Our study showed that cognitive appraisal of harm or loss was a predictor of adherence to self-care regimens in men. Interpreting this from an analogous perspective of the influence of cultural background, men in Poland take establishing a higher position in society for granted. In the common thinking of Polish people, unemployment status or redundancy does not devalue women, who still have a highly esteemed position in their families, but it severely degrades men. Because of the relative stability of men’s social rank, they are rarely forced to strive for better control of their opportunities for social lives. Therefore, the potentially unexpected loss of these intrinsic resources prompts them to act strongly to counter that potential risk. In contrast to women, men in Poland attribute more importance to the quality of current life, rather than health in old age [7]. Therefore, the sense of deprivation (cognitive appraisal of harm/loss) and recognition of a potentially poorer life and work prospects appear to motivate men to conduct healthy behavior to maintain their current life.

For elderly people, their better adherence to self-care recommendations may be explained by the common association of health care centers with social support providers for them [7]. Faced with deterioration of their support network, elderly people visit their family physician to provide more opportunity for interaction. However, this model appears to imply that such patients have at least minimal compliance with their doctor’s recommendations.

Limitations

This Polish study was carried out on patients of a single family practice, managed by an organized team comprising family physicians, a psychiatrist, and a clinical psychologist with experience in guidance on preventive programs. Further study with a larger sample of patients in diverse environments is required. The self-rated questionnaires used in this study may be a source of respondent bias. However, these questionnaires were chosen because they are reliable and validated for evaluating adherence to self-care recommendations. Gender can be thought of as an aggregated variable [61]; namely, as encompassing many other variables and values that were not separately accounted for in this study.

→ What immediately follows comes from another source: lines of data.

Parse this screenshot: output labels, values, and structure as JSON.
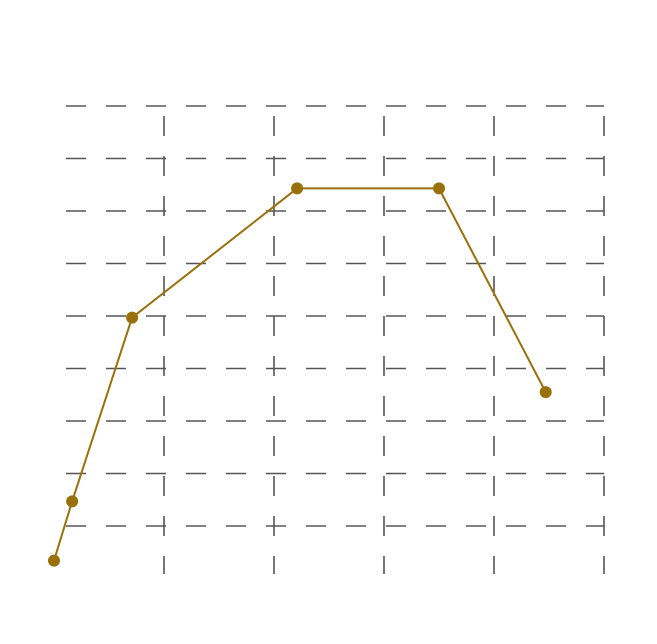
{
  "chart_data": {
    "type": "line",
    "title": "",
    "xlabel": "",
    "ylabel": "",
    "xlim": [
      0,
      10
    ],
    "ylim": [
      0,
      8
    ],
    "grid": true,
    "legend": "none",
    "series": [
      {
        "x": [
          0.0,
          0.33,
          1.42,
          4.42,
          7.0,
          8.94
        ],
        "y": [
          -0.66,
          0.47,
          3.97,
          6.43,
          6.43,
          2.55
        ],
        "color": "#99700a"
      }
    ]
  }
}
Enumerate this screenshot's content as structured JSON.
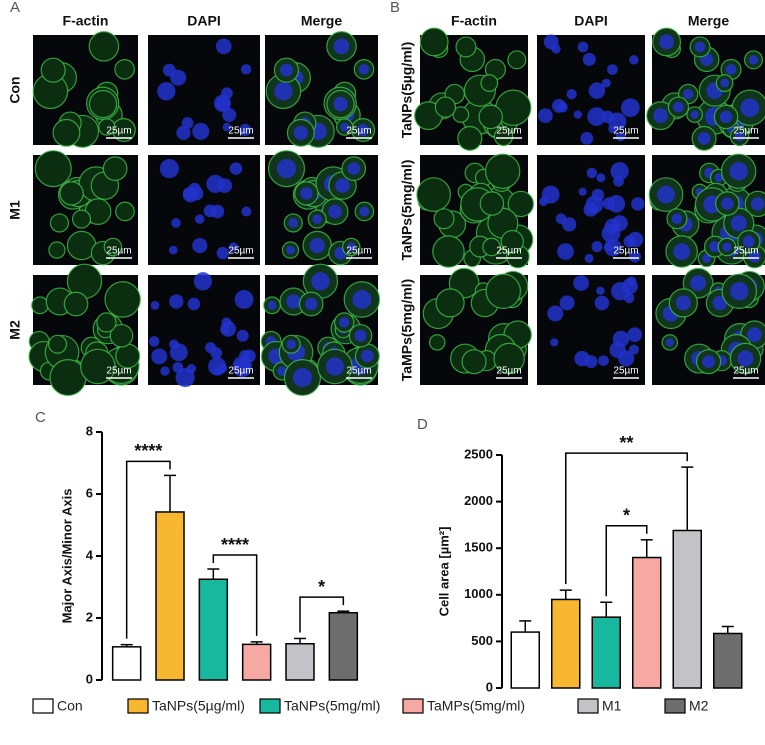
{
  "panels": [
    {
      "label": "A",
      "columns": [
        "F-actin",
        "DAPI",
        "Merge"
      ],
      "rows": [
        "Con",
        "M1",
        "M2"
      ],
      "scale_bar": "25µm"
    },
    {
      "label": "B",
      "columns": [
        "F-actin",
        "DAPI",
        "Merge"
      ],
      "rows": [
        "TaNPs(5µg/ml)",
        "TaNPs(5mg/ml)",
        "TaMPs(5mg/ml)"
      ],
      "scale_bar": "25µm"
    }
  ],
  "chart_data": [
    {
      "type": "bar",
      "panel_label": "C",
      "categories": [
        "Con",
        "TaNPs(5µg/ml)",
        "TaNPs(5mg/ml)",
        "TaMPs(5mg/ml)",
        "M1",
        "M2"
      ],
      "values": [
        1.07,
        5.42,
        3.25,
        1.15,
        1.17,
        2.17
      ],
      "errors": [
        0.07,
        1.18,
        0.33,
        0.08,
        0.17,
        0.05
      ],
      "colors": [
        "#ffffff",
        "#f7b731",
        "#17b89e",
        "#f7a8a3",
        "#c3c3c7",
        "#6d6d6d"
      ],
      "y_label": "Major Axis/Minor Axis",
      "ylim": [
        0,
        8
      ],
      "yticks": [
        0,
        2,
        4,
        6,
        8
      ],
      "annotations": [
        {
          "from": 0,
          "to": 1,
          "text": "****"
        },
        {
          "from": 2,
          "to": 3,
          "text": "****"
        },
        {
          "from": 4,
          "to": 5,
          "text": "*"
        }
      ]
    },
    {
      "type": "bar",
      "panel_label": "D",
      "categories": [
        "Con",
        "TaNPs(5µg/ml)",
        "TaNPs(5mg/ml)",
        "TaMPs(5mg/ml)",
        "M1",
        "M2"
      ],
      "values": [
        600,
        950,
        760,
        1400,
        1690,
        585
      ],
      "errors": [
        120,
        100,
        160,
        190,
        680,
        75
      ],
      "colors": [
        "#ffffff",
        "#f7b731",
        "#17b89e",
        "#f7a8a3",
        "#c3c3c7",
        "#6d6d6d"
      ],
      "y_label": "Cell area [µm²]",
      "ylim": [
        0,
        2500
      ],
      "yticks": [
        0,
        500,
        1000,
        1500,
        2000,
        2500
      ],
      "annotations": [
        {
          "from": 1,
          "to": 4,
          "text": "**"
        },
        {
          "from": 2,
          "to": 3,
          "text": "*"
        }
      ]
    }
  ]
}
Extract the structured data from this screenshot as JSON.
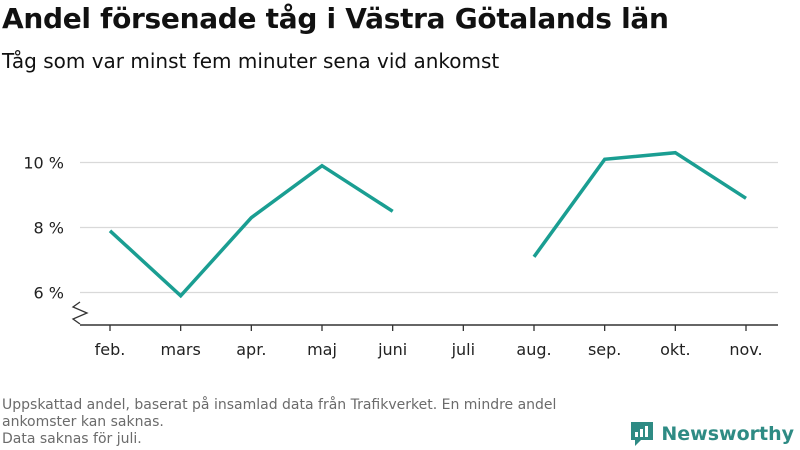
{
  "header": {
    "title": "Andel försenade tåg i Västra Götalands län",
    "subtitle": "Tåg som var minst fem minuter sena vid ankomst"
  },
  "footer": {
    "note_1": "Uppskattad andel, baserat på insamlad data från Trafikverket. En mindre andel ankomster kan saknas.",
    "note_2": "Data saknas för juli.",
    "brand": "Newsworthy",
    "brand_icon": "newsworthy-logo-icon"
  },
  "colors": {
    "line": "#1a9e92",
    "grid": "#d9d9d9",
    "axis": "#333333",
    "brand": "#2e8b84"
  },
  "chart_data": {
    "type": "line",
    "title": "Andel försenade tåg i Västra Götalands län",
    "subtitle": "Tåg som var minst fem minuter sena vid ankomst",
    "categories": [
      "feb.",
      "mars",
      "apr.",
      "maj",
      "juni",
      "juli",
      "aug.",
      "sep.",
      "okt.",
      "nov."
    ],
    "series": [
      {
        "values": [
          7.9,
          5.9,
          8.3,
          9.9,
          8.5,
          null,
          7.1,
          10.1,
          10.3,
          8.9
        ]
      }
    ],
    "yticks": [
      6,
      8,
      10
    ],
    "ytick_labels": [
      "6 %",
      "8 %",
      "10 %"
    ],
    "ylim": [
      5.0,
      11.0
    ],
    "y_axis_break": true,
    "grid": true,
    "legend": "none"
  }
}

Controlling for psychological sex, a more specific mental property, and other elements could allow expansion of our study in a broader population.

Practice implications

Our study has several practice implications concerning the motivation process for adopting healthy behavior in a Polish general practice. Other studies [62, 63] have shown that better results are achieved when doctors adjust the type and quantity of information communicated to patients according to an individual’s coping style. Our study implies that a parallel exists in gender-specific expectations towards the intervention studied with regard to the specific cultural setting. Our study suggests that for women, CVR needs to be emphasized together with possible preventive measures based on inherent resources (the recognition of risk as a challenge). A particular approach is via family responsibility, as well as the support of a peer network. Our study implies that men consider important the realization of an impaired quality of current or future life with adverse implications for social participation, career prospects, or sexual health.

Conclusions

Our study shows that there are different predictors for acquiring healthy behavior in men and women. In women, recognition of total risk is of the highest consequence, while in men, it is cognitive appraisal of harm/loss. This finding implies that sex-adjusted motivation models need to be considered to optimize patient engagement. Further investigation is required concerning sex differences in CVR appraisal and its effect on adherence to preventive measures in different cultural environments.